Mas um comentário me tocou muito e me fez retomar minhas crônica. Me alertou um amigo que meus textos eram uma gota de alegria num mar de tristezas. Embora ínfimas,  são palavras,  segundo ele, que podem desanuviar esse clima de tristeza vivido por todos nós.

Rendi-me e aqui estou novamente, após esse preâmbulo necessário.

Dia desses estava eu a lembrar de dona Joaquina, vizinha, na infância, na rua do Imperador, em Santarém.

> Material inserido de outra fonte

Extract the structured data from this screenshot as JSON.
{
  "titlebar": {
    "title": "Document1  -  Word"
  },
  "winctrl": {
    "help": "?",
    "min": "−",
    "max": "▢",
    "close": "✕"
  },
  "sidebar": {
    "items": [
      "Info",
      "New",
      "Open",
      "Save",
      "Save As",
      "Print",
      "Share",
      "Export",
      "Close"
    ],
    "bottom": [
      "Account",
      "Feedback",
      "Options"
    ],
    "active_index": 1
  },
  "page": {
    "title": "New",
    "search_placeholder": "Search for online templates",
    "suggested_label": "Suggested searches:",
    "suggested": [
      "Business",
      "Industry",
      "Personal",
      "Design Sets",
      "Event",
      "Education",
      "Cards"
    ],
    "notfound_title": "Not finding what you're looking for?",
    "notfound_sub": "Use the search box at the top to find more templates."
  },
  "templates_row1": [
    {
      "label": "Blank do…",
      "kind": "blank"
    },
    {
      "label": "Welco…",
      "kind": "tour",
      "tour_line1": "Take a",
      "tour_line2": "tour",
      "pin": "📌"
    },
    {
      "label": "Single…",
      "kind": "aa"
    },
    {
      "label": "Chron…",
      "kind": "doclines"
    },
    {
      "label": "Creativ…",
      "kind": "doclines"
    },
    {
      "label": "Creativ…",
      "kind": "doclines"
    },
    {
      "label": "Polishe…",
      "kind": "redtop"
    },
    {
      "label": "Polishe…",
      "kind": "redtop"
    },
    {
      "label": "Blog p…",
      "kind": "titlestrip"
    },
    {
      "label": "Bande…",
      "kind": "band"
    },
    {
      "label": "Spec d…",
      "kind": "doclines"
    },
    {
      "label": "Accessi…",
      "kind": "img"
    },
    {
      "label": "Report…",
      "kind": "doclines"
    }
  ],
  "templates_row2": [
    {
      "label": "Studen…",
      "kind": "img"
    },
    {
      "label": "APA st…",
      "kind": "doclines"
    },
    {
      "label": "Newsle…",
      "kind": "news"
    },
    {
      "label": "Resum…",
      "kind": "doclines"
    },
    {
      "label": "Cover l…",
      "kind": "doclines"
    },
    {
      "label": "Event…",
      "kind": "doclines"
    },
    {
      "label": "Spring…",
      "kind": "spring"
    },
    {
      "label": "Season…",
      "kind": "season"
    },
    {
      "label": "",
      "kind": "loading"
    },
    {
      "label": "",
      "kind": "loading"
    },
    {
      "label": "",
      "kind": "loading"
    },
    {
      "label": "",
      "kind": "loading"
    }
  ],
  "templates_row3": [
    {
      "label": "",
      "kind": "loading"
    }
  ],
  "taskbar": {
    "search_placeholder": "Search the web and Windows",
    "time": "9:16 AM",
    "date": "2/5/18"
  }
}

Viúva, mulher de estatura baixa e cabelos alvos, tinha um sorriso acolhedor. 

Mas quem a via e a conhecia  apenas pela aparência, mal sabia que dona Joaquina era uma pessoa "despachada", como poucas que já conheci.

A qualidade de quem é desse jeito você já sabe: pessoa ativa, desembaraçada, sem inibições. Fazia o tipo de quem não levava desaforo para casa.

Na minha longínqua Santarém dos anos 60, ainda éramos 20 por cento dos habitantes da atualidade, que já ultrapassam a 300 mil.

Como cidade pequena à época,  ainda mais provinciana, a comunicação pessoal, cara a cara, dominava  as conversas de porta-de-casa. 

Mas um dia tudo passa, até as uvas ( trocadinho insosso do processo de cristalização de frutas, as adocicadas uvas passas).

Esse dia enfim, chegara a Santarém, com a implantação da telefonia fixa. Embora poucos tivessem acesso ao telefone, era uma novidade ligar ou receber uma ligação de um parente ou amigo para colocar, como diziam, o papo em dia.

Os aparelhos telefonicos funcionavam como três dígitos, apenas. 128, salvo engano, era o telefone de dona Joaquina. Generosa, nunca se importava de compartilhar o acesso aos vizinhos. No quarteirão, era a única que tinha telefone instalado em casa.

Lembro-me quando ela abria a janela do sala e gritava: _ Telefone para dona fulana...

Mas um dia, dona Joaquina foi vítima de um trote ( desde aquele tempo já havia gente desocupada para incomodar as pessoas sossegadas). 

Dona Joaquina atendeu à chamada só depois de alguns toques, pois estava na cozinha preparando o almoço. Ainda ofegante, empostou a voz para saudar o interlocutor que lhe fazia contato: 

_ Bom dia, aqui é a Joaquina. Com quem gostaria de falar?

O mensageiro respondeu: 

_ Aqui é o fulano, informando um nome fictício.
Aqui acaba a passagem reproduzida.